Zhang Ruochen asintió y dijo: —Entonces, ve y dile a Xue Wuye que, de ahora en adelante, es mejor que se mantenga un poco más alejado de la Princesa del Feudo Yanchen. De lo contrario, no me importaría competir con él para ver quién tiene la espada más rápida.

Después de la batalla del Banquete de los Hijos del Reino, todo el mundo sabía que Lin Yue cortejaba a Huang Yanchen. Por lo tanto, Zhang Ruochen no temía hablar tan claramente.

Desde el interior del carruaje, se escuchó la risa de un hombre, llena de carisma: —¿Y si te dijera que no he venido aquí a esperar a la Princesa del Feudo Yanchen, sino a ti?

—¿Xue Wuye también espera a un hombre? —replicó Zhang Ruochen.

—Para ser honesto, no tengo mucho interés en los hombres, ni tampoco mucha paciencia. Eres el primer hombre al que he esperado. ¿Qué te parece? Con tanta sinceridad de mi parte, ¿quieres subir a tomar una copa? —dijo Xue Wuye.

—Está bien.

Sin miedo alguno, Zhang Ruochen se acercó al carruaje del Cuervo Dorado de Sangre, subió los escalones y entró.

—Susurro.

Una mujer de rostro delicado extendió una mano blanca como la nieve, levantó la cortina e invitó a Zhang Ruochen a pasar.

Xue Wuye estaba sentado sobre una alfombra de piel de zorro blanco. Frente a él, había una elegante mesa de jade con dos copas de vidrio colocadas una delante de la otra.

Incluso desde lejos, Zhang Ruochen podía percibir el rico aroma del vino que emanaba de las copas.

A ambos lados de Xue Wuye, había cuatro jóvenes mujeres, cada una de una belleza cautivadora, capaces de hacer caer reinos. La decoración del carruaje era extremadamente lujosa; incluso los adornos más pequeños valían una fortuna.

Ese hombre era, sin duda, el joven señor de la Ciudad de la Fragancia de Diez Mil, que sabía disfrutar de los placeres de la vida.
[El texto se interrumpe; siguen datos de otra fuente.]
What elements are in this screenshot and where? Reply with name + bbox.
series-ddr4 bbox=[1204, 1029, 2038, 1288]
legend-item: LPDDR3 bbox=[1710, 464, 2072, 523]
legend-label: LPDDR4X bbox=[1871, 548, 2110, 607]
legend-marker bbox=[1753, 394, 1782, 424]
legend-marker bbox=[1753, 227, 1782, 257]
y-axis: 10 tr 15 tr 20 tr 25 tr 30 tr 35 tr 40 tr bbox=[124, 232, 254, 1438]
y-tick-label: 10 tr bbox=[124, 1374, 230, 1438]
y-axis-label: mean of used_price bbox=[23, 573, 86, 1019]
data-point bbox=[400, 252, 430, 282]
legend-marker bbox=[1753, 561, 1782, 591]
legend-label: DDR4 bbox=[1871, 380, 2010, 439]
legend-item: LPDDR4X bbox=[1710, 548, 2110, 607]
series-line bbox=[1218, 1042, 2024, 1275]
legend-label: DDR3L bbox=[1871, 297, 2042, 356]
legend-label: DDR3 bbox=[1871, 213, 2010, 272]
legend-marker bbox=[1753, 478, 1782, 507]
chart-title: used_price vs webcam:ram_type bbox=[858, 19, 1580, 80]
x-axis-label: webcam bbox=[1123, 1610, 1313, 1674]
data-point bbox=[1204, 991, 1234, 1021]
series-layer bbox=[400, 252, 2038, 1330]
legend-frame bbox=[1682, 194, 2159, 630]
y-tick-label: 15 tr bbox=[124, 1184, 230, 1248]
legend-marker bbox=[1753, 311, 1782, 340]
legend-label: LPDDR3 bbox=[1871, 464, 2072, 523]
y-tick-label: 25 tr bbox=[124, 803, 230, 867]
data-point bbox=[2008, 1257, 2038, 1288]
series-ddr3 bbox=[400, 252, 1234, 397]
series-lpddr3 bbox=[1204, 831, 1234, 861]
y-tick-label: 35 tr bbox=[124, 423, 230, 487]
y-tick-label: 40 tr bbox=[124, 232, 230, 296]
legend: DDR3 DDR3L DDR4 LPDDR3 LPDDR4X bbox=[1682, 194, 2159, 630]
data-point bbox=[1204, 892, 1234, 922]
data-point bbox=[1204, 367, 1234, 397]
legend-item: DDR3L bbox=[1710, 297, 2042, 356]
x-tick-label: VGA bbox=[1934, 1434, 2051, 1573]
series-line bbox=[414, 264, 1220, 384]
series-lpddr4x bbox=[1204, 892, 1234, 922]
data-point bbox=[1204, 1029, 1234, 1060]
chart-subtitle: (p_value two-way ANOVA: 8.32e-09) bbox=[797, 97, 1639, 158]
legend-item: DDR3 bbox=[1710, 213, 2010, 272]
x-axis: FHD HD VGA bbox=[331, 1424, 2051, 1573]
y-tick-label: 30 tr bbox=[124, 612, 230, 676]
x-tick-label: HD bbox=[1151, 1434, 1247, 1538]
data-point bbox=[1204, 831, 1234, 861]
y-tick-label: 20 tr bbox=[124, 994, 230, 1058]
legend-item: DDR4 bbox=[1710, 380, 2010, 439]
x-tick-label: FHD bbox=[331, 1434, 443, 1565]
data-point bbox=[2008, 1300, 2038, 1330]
Xue Wuye levantó la cabeza, miró a Zhang Ruochen, esbozó una sonrisa y, mientras servía el vino, dijo riendo: —Al final, ¿qué es más importante, tu prometida o tu pequeña amante de la secta demoníaca? Debes estar muy angustiado, ¿verdad?

Zhang Ruochen entrecerró los ojos y miró a Xue Wuye, preguntando: —¿Prometida?

—¿Acaso la Princesa del Feudo Yanchen no es tu prometida? ¿O acaso es mi prometida? —dijo Xue Wuye con una expresión de media sonrisa—. El heredero del tiempo y el espacio ha muerto, pero Lin Yue sigue vivo, ¿no es así?

—¿Crees que ya me has descifrado por completo?

Zhang Ruochen se sentó frente a Xue Wuye, levantó la copa de vidrio y dio un pequeño sorbo.

Xue Wuye sonrió, levantó su copa y dijo: —Hermano Ruochen, si me permites ser franco, tú y yo somos iguales: demasiado apasionados. Somos más adecuados para ser figuras románticas que vagan por el mundo.